EOS RPO
Lead technology business systems consultant
We are looking for a Senior Splunk Engineer with a strong background in API Integration to join our Observability and Infrastructure team. You will be the primary architect for our data ingestion strategies, ensuring that disparate systems are seamlessly connected to Splunk for real-time monitoring and advanced analytics.
While your core focus is on the Splunk ecosystem, we are looking for a candidate who is ready for the future of automation—specifically exploring Agentic AI to create self-healing systems and autonomous monitoring workflows.
### Key ResponsibilitiesSplunk Architecture & Management: Lead the design, implementation, and optimization of large-scale Splunk environments (Indexing, Searching, and Deployment).
Advanced API Integration: Build and maintain custom integrations using REST/SOAP APIs to pull data from cloud providers, security tools, and third-party SaaS platforms into Splunk.
Observability Engineering: Develop complex dashboards, alerts, and reports that provide actionable insights into system health and security posture.
Automation & Scripting: Use Python, Go, or Java to automate repetitive Splunk administrative tasks and develop custom modular inputs.
Future-Tech Exploration (Agentic AI): Research and implement Agentic AI frameworks to move from passive monitoring to autonomous "agent-based" incident response and predictive maintenance.
Performance Tuning: Optimize SPL (Search Processing Language) queries and data models to ensure high-speed performance across massive datasets.

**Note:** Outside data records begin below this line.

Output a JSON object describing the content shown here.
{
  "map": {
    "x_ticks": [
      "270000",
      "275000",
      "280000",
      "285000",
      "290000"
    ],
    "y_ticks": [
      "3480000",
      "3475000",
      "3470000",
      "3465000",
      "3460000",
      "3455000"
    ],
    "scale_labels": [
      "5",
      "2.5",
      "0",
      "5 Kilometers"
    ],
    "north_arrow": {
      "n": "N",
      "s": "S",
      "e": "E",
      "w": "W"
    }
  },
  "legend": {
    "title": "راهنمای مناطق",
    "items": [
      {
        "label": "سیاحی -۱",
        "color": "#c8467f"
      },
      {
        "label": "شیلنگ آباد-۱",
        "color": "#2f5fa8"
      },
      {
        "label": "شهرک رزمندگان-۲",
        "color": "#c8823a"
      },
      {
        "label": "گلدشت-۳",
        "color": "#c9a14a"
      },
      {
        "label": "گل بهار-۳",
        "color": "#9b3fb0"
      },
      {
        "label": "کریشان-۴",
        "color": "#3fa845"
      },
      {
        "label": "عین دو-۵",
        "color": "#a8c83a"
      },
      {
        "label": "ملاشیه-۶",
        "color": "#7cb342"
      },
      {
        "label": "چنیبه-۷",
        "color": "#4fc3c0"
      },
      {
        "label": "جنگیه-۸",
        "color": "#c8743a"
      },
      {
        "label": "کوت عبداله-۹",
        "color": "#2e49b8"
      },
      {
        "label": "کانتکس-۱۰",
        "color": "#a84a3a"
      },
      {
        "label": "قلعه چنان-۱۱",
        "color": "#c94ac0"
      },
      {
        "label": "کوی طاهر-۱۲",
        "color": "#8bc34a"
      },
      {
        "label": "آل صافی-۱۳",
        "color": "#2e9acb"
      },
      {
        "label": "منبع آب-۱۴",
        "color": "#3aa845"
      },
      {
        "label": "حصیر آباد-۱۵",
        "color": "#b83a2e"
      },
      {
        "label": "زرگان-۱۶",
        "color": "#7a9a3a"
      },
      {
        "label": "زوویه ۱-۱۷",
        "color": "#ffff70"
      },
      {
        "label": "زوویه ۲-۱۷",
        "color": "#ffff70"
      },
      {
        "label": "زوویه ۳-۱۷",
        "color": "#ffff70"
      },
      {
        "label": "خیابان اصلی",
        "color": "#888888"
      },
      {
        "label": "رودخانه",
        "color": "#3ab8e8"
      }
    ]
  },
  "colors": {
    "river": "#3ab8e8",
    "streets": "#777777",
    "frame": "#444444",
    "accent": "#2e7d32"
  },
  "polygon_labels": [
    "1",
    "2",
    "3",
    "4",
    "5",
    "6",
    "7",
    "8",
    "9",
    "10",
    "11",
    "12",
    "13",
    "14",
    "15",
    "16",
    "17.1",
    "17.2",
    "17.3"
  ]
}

Core Requirements (Mandatory):
Splunk Expert: Extensive experience with Splunk Enterprise, Splunk Cloud, and ITSI. Proficiency in managing Forwarders, Indexers, and Search Heads.
Integration Specialist: Demonstrated experience building custom API integrations for data ingestion and orchestration.
Data Lifecycle: Strong understanding of CIM (Common Information Model) mapping and data normalization.
Preferred Skills (Good to Have):
Programming: Proficiency in at least one backend language: Python (preferred), Java, Golang, or Scala.
AI & Innovation: Familiarity with Agentic AI concepts (e.g., AutoGPT, LangGraph, or custom autonomous agents) and how they can be applied to observability.
Cloud Infrastructure: Experience with Splunk on AWS, Azure, or GCP.
CI/CD: Knowledge of Git and automated deployment pipelines for Splunk apps/configurations.
Experience: 5+ years of dedicated Splunk engineering and development experience.
Certifications: Splunk Enterprise Certified Admin or Architect is highly preferred.
Analytical Mindset: Ability to troubleshoot complex data flows and identify "needles in the haystack" within terabytes of log data.
In this role, you will transition our monitoring from a reactive state to a proactive, intelligent ecosystem. By combining your Splunk mastery with API expertise and emerging Agentic AI technologies, you will build the "brain" of our enterprise infrastructure.